Napster a créé une véritable révolution sur Internet à la fin des années 1990. Le logiciel de Shawn Fanning a été le premier qui a permis à des millions d'internautes dans le monde de s'échanger gratuitement les fichiers MP3 qu'ils mettaient en partage sur leur disque dur. Pour l'industrie du disque, il y a eu un avant et un après Napster. Depuis la création du logiciel, les revenus des producteurs de disque s'effondrent. Le P2P n'est pas la cause profonde de cet écroulement, qui est à rechercher dans l'internet dans son ensemble, mais il a été le catalyseur d'une crise qui s'accentue chaque année.

Affolées et énervées, les maisons de disques ont porté plainte très tôt contre Napster et ont réussi à le faire fermer en 2001, ce qui a eu pour seul effet tangible de provoquer une migration massive vers les réseaux qui ont pris sa succession : Kazaa, Gnutella, eDonkey/eMule, BitTorrent. Alors que Napster était une société commerciale qui pouvait encore progressivement convertir ses millions utilisateurs vers la musique payante, les majors ont précipité sa mort et l'avènement de réseaux open-source sans intérêt lucratif. En dix ans, l'échange de fichiers MP3 gratuits n'a pas faibli, bien au contraire. Et les majors payent encore leur faute et leurs hésitations.
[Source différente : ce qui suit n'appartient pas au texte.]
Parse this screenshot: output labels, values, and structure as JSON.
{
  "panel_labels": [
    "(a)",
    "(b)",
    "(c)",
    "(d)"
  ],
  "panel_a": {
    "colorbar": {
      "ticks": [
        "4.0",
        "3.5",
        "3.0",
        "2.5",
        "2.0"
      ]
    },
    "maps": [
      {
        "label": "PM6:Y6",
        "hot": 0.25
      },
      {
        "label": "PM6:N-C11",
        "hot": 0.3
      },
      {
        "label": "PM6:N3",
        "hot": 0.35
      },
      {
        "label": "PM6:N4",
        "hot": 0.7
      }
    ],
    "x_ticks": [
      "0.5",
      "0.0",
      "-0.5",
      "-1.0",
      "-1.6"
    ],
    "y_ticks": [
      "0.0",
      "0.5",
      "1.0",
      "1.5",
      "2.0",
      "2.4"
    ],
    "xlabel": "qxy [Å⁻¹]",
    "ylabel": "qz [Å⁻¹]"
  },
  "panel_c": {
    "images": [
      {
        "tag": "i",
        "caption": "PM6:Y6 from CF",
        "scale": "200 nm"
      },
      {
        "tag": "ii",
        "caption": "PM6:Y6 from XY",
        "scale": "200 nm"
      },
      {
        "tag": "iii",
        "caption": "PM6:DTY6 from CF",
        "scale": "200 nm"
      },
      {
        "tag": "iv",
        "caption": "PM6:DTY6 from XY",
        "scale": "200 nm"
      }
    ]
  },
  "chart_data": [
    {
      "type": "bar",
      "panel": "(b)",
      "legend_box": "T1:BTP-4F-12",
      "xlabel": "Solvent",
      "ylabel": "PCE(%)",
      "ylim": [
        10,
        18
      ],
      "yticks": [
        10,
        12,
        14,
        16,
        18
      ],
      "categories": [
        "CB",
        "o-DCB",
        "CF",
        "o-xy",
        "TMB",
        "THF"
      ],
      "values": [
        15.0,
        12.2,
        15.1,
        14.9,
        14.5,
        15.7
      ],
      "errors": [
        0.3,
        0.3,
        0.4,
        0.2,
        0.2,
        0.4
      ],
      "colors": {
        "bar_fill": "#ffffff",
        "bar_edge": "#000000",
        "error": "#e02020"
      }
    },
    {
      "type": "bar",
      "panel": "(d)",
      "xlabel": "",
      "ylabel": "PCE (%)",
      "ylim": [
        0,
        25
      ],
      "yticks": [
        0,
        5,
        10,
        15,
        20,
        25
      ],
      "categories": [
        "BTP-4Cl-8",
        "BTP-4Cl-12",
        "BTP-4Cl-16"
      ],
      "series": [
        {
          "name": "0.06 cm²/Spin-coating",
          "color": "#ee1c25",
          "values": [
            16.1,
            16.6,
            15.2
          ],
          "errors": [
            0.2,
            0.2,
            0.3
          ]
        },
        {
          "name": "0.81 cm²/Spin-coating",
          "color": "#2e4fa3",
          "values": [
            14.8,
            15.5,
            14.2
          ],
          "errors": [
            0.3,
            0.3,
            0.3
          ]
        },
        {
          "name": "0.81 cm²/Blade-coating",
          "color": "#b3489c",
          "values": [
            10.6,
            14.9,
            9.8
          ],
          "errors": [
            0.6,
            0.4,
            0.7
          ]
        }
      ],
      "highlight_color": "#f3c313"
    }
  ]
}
Alors qu'elles ont voulu reconvertir Napster et toute la musique en ligne du monde vers le tout DRM et le contrôle du consommateur-pirate, les quatre majors réalisent enfin après des années d'échec que les clients n'en veulent tout simplement pas. La formule par abonnement de Napster contrôlée par des DRM Windows Media n'a pas séduit. Même s'il est devenu le numéro un de la musique par abonnement, nous avons vu encore récemment que l'abonnement dans son ensemble est une formule qui ne séduit pas, et de moins en moins.

Cette semaine, c'est donc un grand retour en arrière qu'opèrent Napster et les quatre majors de l'industrie musicale. Le chat électronique lance aux Etats-Unis sa boutique de MP3 sans DRM avec plus de six millions de titres issus notamment du catalogue de l'ensemble des quatre géants. C'est une première. Universal et Warner Music, qui étaient les plus réticentes à abandonner les DRM, ont finalement craqué. C'est tout un symbole que ce soit Napster qui en profite le premier. Ce qu'il n'a pas pu faire il y a dix ans sous la pression des majors, ce sont les majors qui le supplient de le faire aujourd'hui.

Mais en dix ans, l'habitude de la musique gratuite s'est installée. Napster n'a plus son aura d'avant pour convertir les utilisateurs vers la musique payante. A 99 centimes le morceau et 9,95 $ l'album, Napster aura du mal à convaincre les P2Pistes de se laisser convaincre, même si les morceaux sont presque tous encodés en 256 kbps.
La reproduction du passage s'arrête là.